This question is based on some facts I learned from Peter Davison, who played the Fifth Doctor, at an American Doctor Who convention about thirty years ago. Among the things Davison told the audience was that his second Doctor Who story, "Four to Doomsday" was his least favorite. (His favorite, for comparison, was his last story, "The Caves of Androzani.") One of the reasons he said that he disliked "Four to Doomsday" was that it used a script that was really written for Tom Baker's Fourth Doctor. (This was apparently a problem, in varying degrees, with several Davison's early stories. Many of the scripts in his first season were commissioned before he was cast. But with "Four to Doomsday," which was actually the first Fifth Doctor story to be filmed, the problem was the most severe.)
However, "Four to Doomsday" also includes one of the Fifth Doctor's most iconic scenes. Floating free is space, between the evil Monarch's ship and the TARDIS, the Doctor digs a cricket ball out of his pocket and bounces it off the Monarch's vessel. Catching it again on the rebound, the Doctor is propelled out to the TARDIS. The episode can be seen here at archive.org; the ball scene is at about the 18:00 mark.

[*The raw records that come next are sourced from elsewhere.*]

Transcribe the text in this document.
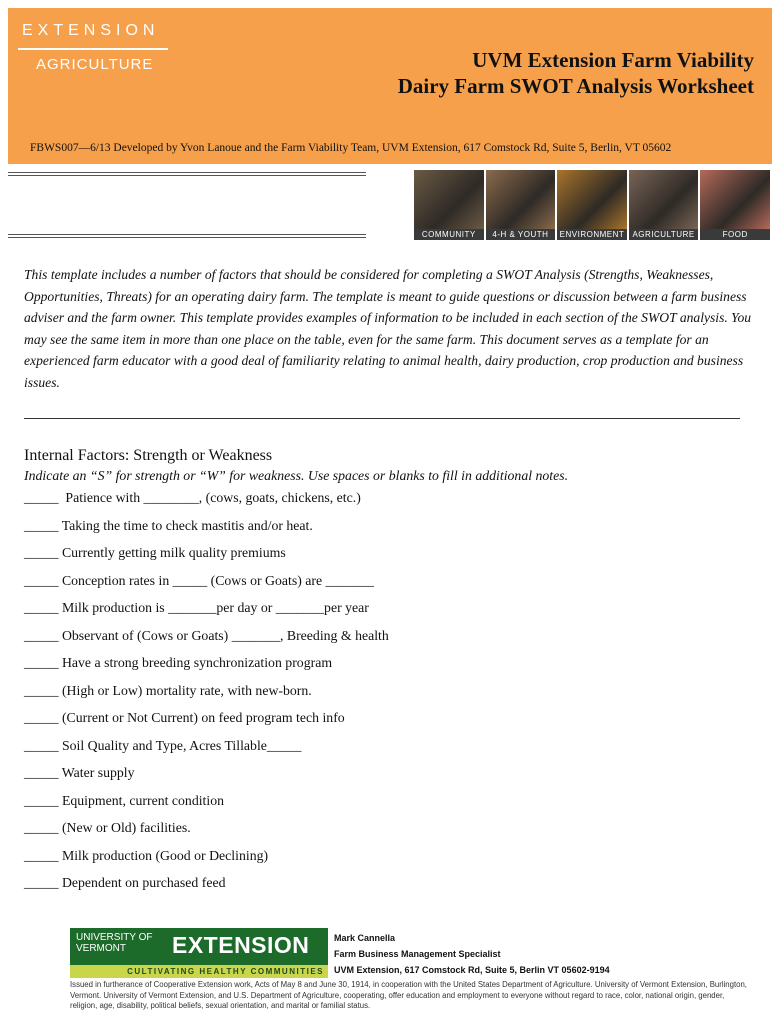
EXTENSION
AGRICULTURE	UVM Extension Farm Viability
Dairy Farm SWOT Analysis Worksheet
FBWS007—6/13 Developed by Yvon Lanoue and the Farm Viability Team, UVM Extension, 617 Comstock Rd, Suite 5, Berlin, VT 05602
COMMUNITY	4-H & YOUTH	ENVIRONMENT	AGRICULTURE	FOOD
This template includes a number of factors that should be considered for completing a SWOT Analysis (Strengths, Weaknesses, Opportunities, Threats) for an operating dairy farm. The template is meant to guide questions or discussion between a farm business adviser and the farm owner. This template provides examples of information to be included in each section of the SWOT analysis. You may see the same item in more than one place on the table, even for the same farm. This document serves as a template for an experienced farm educator with a good deal of familiarity relating to animal health, dairy production, crop production and business issues.
Internal Factors: Strength or Weakness
Indicate an “S” for strength or “W” for weakness. Use spaces or blanks to fill in additional notes.
_____  Patience with ________, (cows, goats, chickens, etc.)
_____ Taking the time to check mastitis and/or heat.
_____ Currently getting milk quality premiums
_____ Conception rates in _____ (Cows or Goats) are _______
_____ Milk production is _______per day or _______per year
_____ Observant of (Cows or Goats) _______, Breeding & health
_____ Have a strong breeding synchronization program
_____ (High or Low) mortality rate, with new-born.
_____ (Current or Not Current) on feed program tech info
_____ Soil Quality and Type, Acres Tillable_____
_____ Water supply
_____ Equipment, current condition
_____ (New or Old) facilities.
_____ Milk production (Good or Declining)
_____ Dependent on purchased feed
UNIVERSITY OF VERMONT	EXTENSION
CULTIVATING HEALTHY COMMUNITIES
Mark Cannella
Farm Business Management Specialist
UVM Extension, 617 Comstock Rd, Suite 5, Berlin VT 05602-9194
Issued in furtherance of Cooperative Extension work, Acts of May 8 and June 30, 1914, in cooperation with the United States Department of Agriculture. University of Vermont Extension, Burlington, Vermont. University of Vermont Extension, and U.S. Department of Agriculture, cooperating, offer education and employment to everyone without regard to race, color, national origin, gender, religion, age, disability, political beliefs, sexual orientation, and marital or familial status.
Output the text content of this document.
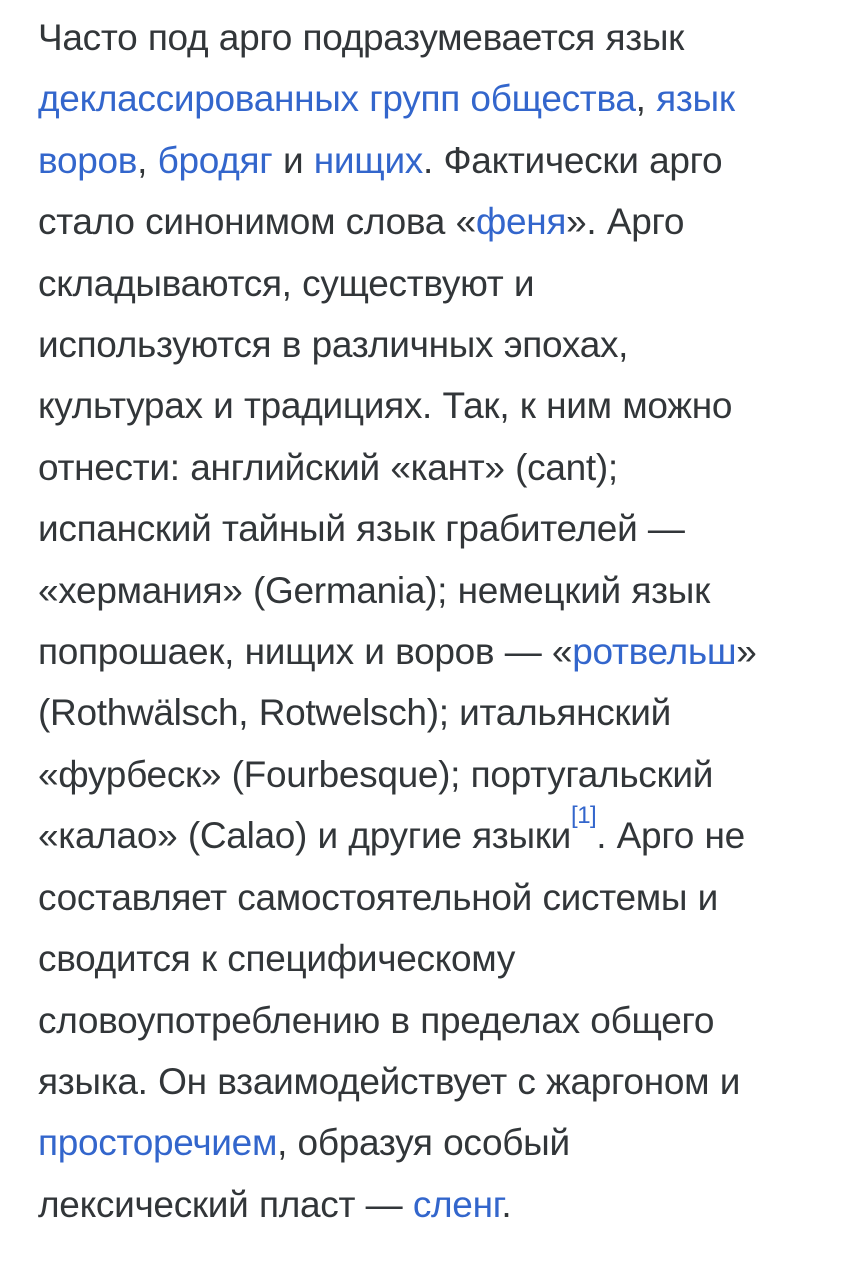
Часто под арго подразумевается язык
деклассированных групп общества, язык
воров, бродяг и нищих. Фактически арго
стало синонимом слова «феня». Арго
складываются, существуют и
используются в различных эпохах,
культурах и традициях. Так, к ним можно
отнести: английский «кант» (cant);
испанский тайный язык грабителей —
«хермания» (Germania); немецкий язык
попрошаек, нищих и воров — «ротвельш»
(Rothwälsch, Rotwelsch); итальянский
«фурбеск» (Fourbesque); португальский
«калао» (Calao) и другие языки[1]. Арго не
составляет самостоятельной системы и
сводится к специфическому
словоупотреблению в пределах общего
языка. Он взаимодействует с жаргоном и
просторечием, образуя особый
лексический пласт — сленг.
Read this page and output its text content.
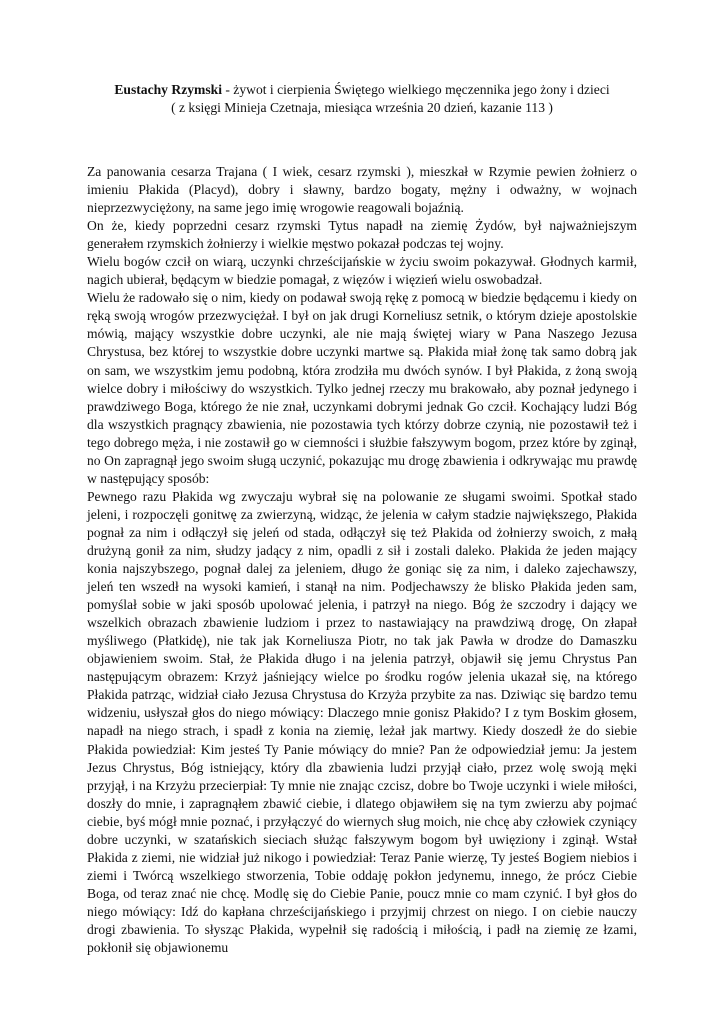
Eustachy Rzymski - żywot i cierpienia Świętego wielkiego męczennika jego żony i dzieci
( z księgi Minieja Czetnaja, miesiąca września 20 dzień, kazanie 113 )

Za panowania cesarza Trajana ( I wiek, cesarz rzymski ), mieszkał w Rzymie pewien żołnierz o imieniu Płakida (Placyd), dobry i sławny, bardzo bogaty, mężny i odważny, w wojnach nieprzezwyciężony, na same jego imię wrogowie reagowali bojaźnią.

On że, kiedy poprzedni cesarz rzymski Tytus napadł na ziemię Żydów, był najważniejszym generałem rzymskich żołnierzy i wielkie męstwo pokazał podczas tej wojny.

Wielu bogów czcił on wiarą, uczynki chrześcijańskie w życiu swoim pokazywał. Głodnych karmił, nagich ubierał, będącym w biedzie pomagał, z więzów i więzień wielu oswobadzał.

Wielu że radowało się o nim, kiedy on podawał swoją rękę z pomocą w biedzie będącemu i kiedy on ręką swoją wrogów przezwyciężał. I był on jak drugi Korneliusz setnik, o którym dzieje apostolskie mówią, mający wszystkie dobre uczynki, ale nie mają świętej wiary w Pana Naszego Jezusa Chrystusa, bez której to wszystkie dobre uczynki martwe są. Płakida miał żonę tak samo dobrą jak on sam, we wszystkim jemu podobną, która zrodziła mu dwóch synów. I był Płakida, z żoną swoją wielce dobry i miłościwy do wszystkich. Tylko jednej rzeczy mu brakowało, aby poznał jedynego i prawdziwego Boga, którego że nie znał, uczynkami dobrymi jednak Go czcił. Kochający ludzi Bóg dla wszystkich pragnący zbawienia, nie pozostawia tych którzy dobrze czynią, nie pozostawił też i tego dobrego męża, i nie zostawił go w ciemności i służbie fałszywym bogom, przez które by zginął, no On zapragnął jego swoim sługą uczynić, pokazując mu drogę zbawienia i odkrywając mu prawdę w następujący sposób:

Pewnego razu Płakida wg zwyczaju wybrał się na polowanie ze sługami swoimi. Spotkał stado jeleni, i rozpoczęli gonitwę za zwierzyną, widząc, że jelenia w całym stadzie największego, Płakida pognał za nim i odłączył się jeleń od stada, odłączył się też Płakida od żołnierzy swoich, z małą drużyną gonił za nim, słudzy jadący z nim, opadli z sił i zostali daleko. Płakida że jeden mający konia najszybszego, pognał dalej za jeleniem, długo że goniąc się za nim, i daleko zajechawszy, jeleń ten wszedł na wysoki kamień, i stanął na nim. Podjechawszy że blisko Płakida jeden sam, pomyślał sobie w jaki sposób upolować jelenia, i patrzył na niego. Bóg że szczodry i dający we wszelkich obrazach zbawienie ludziom i przez to nastawiający na prawdziwą drogę, On złapał myśliwego (Płatkidę), nie tak jak Korneliusza Piotr, no tak jak Pawła w drodze do Damaszku objawieniem swoim. Stał, że Płakida długo i na jelenia patrzył, objawił się jemu Chrystus Pan następującym obrazem: Krzyż jaśniejący wielce po środku rogów jelenia ukazał się, na którego Płakida patrząc, widział ciało Jezusa Chrystusa do Krzyża przybite za nas. Dziwiąc się bardzo temu widzeniu, usłyszał głos do niego mówiący: Dlaczego mnie gonisz Płakido? I z tym Boskim głosem, napadł na niego strach, i spadł z konia na ziemię, leżał jak martwy. Kiedy doszedł że do siebie Płakida powiedział: Kim jesteś Ty Panie mówiący do mnie? Pan że odpowiedział jemu: Ja jestem Jezus Chrystus, Bóg istniejący, który dla zbawienia ludzi przyjął ciało, przez wolę swoją męki przyjął, i na Krzyżu przecierpiał: Ty mnie nie znając czcisz, dobre bo Twoje uczynki i wiele miłości, doszły do mnie, i zapragnąłem zbawić ciebie, i dlatego objawiłem się na tym zwierzu aby pojmać ciebie, byś mógł mnie poznać, i przyłączyć do wiernych sług moich, nie chcę aby człowiek czyniący dobre uczynki, w szatańskich sieciach służąc fałszywym bogom był uwięziony i zginął. Wstał Płakida z ziemi, nie widział już nikogo i powiedział: Teraz Panie wierzę, Ty jesteś Bogiem niebios i ziemi i Twórcą wszelkiego stworzenia, Tobie oddaję pokłon jedynemu, innego, że prócz Ciebie Boga, od teraz znać nie chcę. Modlę się do Ciebie Panie, poucz mnie co mam czynić. I był głos do niego mówiący: Idź do kapłana chrześcijańskiego i przyjmij chrzest on niego. I on ciebie nauczy drogi zbawienia. To słysząc Płakida, wypełnił się radością i miłością, i padł na ziemię ze łzami, pokłonił się objawionemu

This scene, with the cricket ball, was one of the most memorable with Davison's Doctor. At the convention, Davison answered several questions about how it was shot, and he acknowledged that it was the best part of the whole weak story. However, if the script was originally prepared with Tom Baker's Doctor in mind, how did this scene originally play out? Is there any information about how the action would have worked out without the Fifth Doctor's cricket angle?